Abeysundera Melanie, Kenney Toby, Field Chris, Gu Hong
Department of Mathematics and Statistics, Dalhousie University, Halifax, Canada.
PLoS One. 2014 Apr 14;9(4):e94279. doi: 10.1371/journal.pone.0094279. eCollection 2014.
We present a simple and effective method for combining distance matrices from multiple genes on identical taxon sets to obtain a single representative distance matrix from which to derive a combined-gene phylogenetic tree. The method applies singular value decomposition (SVD) to extract the greatest common signal present in the distances obtained from each gene. The first right eigenvector of the SVD, which corresponds to a weighted average of the distance matrices of all genes, can thus be used to derive a representative tree from multiple genes. We apply our method to three well known data sets and estimate the uncertainty using bootstrap methods. Our results show that this method works well for these three data sets and that the uncertainty in these estimates is small. A simulation study is conducted to compare the performance of our method with several other distance based approaches (namely SDM, SDM* and ACS97), and we find the performances of all these approaches are comparable in the consensus setting. The computational complexity of our method is similar to that of SDM. Besides constructing a representative tree from multiple genes, we also demonstrate how the subsequent eigenvalues and eigenvectors may be used to identify if there are conflicting signals in the data and which genes might be influential or outliers for the estimated combined-gene tree.

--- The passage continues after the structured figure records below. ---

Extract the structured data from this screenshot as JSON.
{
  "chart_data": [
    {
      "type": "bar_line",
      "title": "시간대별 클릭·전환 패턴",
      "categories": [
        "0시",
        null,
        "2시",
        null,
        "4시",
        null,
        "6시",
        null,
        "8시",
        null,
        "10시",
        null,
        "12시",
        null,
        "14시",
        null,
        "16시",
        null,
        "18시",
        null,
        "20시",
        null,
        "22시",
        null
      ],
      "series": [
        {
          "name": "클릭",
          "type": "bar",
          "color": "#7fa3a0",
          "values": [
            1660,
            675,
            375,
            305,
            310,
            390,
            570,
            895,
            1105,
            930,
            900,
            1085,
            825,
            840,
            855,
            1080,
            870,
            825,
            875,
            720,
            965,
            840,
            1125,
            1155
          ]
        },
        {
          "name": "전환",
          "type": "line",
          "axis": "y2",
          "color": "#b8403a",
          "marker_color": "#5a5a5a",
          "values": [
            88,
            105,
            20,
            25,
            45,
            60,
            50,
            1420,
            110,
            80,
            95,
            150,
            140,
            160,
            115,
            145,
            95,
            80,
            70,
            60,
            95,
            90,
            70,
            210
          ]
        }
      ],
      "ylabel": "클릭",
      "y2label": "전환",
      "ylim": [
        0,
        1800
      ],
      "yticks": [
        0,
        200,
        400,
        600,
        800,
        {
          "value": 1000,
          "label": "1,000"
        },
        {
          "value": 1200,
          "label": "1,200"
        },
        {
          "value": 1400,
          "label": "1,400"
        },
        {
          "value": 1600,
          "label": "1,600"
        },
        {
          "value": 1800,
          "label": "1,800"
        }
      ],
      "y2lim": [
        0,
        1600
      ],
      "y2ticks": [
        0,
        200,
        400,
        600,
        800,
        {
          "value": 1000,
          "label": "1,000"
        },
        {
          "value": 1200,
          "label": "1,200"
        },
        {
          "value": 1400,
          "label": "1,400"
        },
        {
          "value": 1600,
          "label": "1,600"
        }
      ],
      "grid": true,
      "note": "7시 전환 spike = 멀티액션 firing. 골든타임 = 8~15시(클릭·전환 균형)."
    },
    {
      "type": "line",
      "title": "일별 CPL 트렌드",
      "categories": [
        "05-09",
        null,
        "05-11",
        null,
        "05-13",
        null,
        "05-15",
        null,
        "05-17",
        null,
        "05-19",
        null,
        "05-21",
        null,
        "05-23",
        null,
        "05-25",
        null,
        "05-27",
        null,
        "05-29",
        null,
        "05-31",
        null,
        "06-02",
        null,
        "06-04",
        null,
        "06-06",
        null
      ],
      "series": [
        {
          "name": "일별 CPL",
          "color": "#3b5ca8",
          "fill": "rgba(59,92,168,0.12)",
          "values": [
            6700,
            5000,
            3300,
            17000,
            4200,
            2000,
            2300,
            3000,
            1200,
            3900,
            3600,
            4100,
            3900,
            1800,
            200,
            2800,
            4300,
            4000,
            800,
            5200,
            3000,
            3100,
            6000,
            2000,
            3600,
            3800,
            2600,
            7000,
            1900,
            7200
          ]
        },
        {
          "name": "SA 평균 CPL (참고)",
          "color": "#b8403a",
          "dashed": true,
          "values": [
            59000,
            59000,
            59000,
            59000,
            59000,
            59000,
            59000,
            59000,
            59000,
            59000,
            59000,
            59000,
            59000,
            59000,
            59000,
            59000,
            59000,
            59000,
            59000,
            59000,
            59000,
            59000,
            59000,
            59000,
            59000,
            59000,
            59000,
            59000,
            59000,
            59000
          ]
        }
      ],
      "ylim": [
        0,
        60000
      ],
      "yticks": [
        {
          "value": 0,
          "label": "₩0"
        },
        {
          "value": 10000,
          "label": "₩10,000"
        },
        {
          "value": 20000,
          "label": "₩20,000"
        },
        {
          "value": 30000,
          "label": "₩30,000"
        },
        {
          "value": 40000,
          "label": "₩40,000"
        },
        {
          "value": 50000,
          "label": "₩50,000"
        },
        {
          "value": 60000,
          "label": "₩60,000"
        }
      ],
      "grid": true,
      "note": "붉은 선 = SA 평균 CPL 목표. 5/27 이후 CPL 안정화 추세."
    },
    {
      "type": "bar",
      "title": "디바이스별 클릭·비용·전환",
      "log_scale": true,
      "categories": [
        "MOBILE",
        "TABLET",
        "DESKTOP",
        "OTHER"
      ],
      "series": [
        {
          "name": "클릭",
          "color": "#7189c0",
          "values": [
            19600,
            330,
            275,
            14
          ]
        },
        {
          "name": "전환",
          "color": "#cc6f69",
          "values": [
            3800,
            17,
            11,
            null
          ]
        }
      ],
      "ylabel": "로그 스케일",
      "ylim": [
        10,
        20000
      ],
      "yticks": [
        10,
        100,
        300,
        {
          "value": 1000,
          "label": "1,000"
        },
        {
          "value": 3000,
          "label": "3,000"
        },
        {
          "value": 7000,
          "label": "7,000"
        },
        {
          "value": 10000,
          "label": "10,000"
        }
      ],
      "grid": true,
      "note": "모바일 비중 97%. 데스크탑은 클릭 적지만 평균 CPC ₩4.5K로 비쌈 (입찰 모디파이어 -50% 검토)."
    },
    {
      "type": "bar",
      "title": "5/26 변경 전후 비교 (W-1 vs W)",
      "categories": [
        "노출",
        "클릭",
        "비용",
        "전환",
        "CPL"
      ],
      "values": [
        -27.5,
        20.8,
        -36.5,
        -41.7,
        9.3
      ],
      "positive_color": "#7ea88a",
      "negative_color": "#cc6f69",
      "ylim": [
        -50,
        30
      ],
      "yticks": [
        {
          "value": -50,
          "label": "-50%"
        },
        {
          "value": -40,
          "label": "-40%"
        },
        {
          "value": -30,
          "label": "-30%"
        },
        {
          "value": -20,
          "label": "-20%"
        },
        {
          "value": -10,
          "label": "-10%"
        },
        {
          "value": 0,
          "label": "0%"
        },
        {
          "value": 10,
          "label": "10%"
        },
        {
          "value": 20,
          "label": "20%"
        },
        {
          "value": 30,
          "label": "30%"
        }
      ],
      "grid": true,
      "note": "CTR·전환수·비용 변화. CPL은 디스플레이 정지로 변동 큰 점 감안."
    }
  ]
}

我们提出了一种简单有效的方法,用于合并来自相同分类单元集上多个基因的距离矩阵,以获得单个代表性距离矩阵,从而推导出合并基因系统发育树。该方法应用奇异值分解(SVD)来提取从每个基因获得的距离中存在的最大共同信号。SVD的第一个右特征向量对应于所有基因距离矩阵的加权平均值,因此可用于从多个基因推导出代表性树。我们将我们的方法应用于三个著名的数据集,并使用自助法估计不确定性。我们的结果表明,该方法对这三个数据集效果良好,并且这些估计中的不确定性很小。进行了一项模拟研究,以将我们的方法与其他几种基于距离的方法(即SDM、SDM*和ACS97)的性能进行比较,我们发现在共识设置下所有这些方法的性能相当。我们方法的计算复杂度与SDM相似。除了从多个基因构建代表性树之外,我们还展示了后续的特征值和特征向量可如何用于识别数据中是否存在冲突信号,以及哪些基因可能对估计的合并基因树有影响或属于异常值。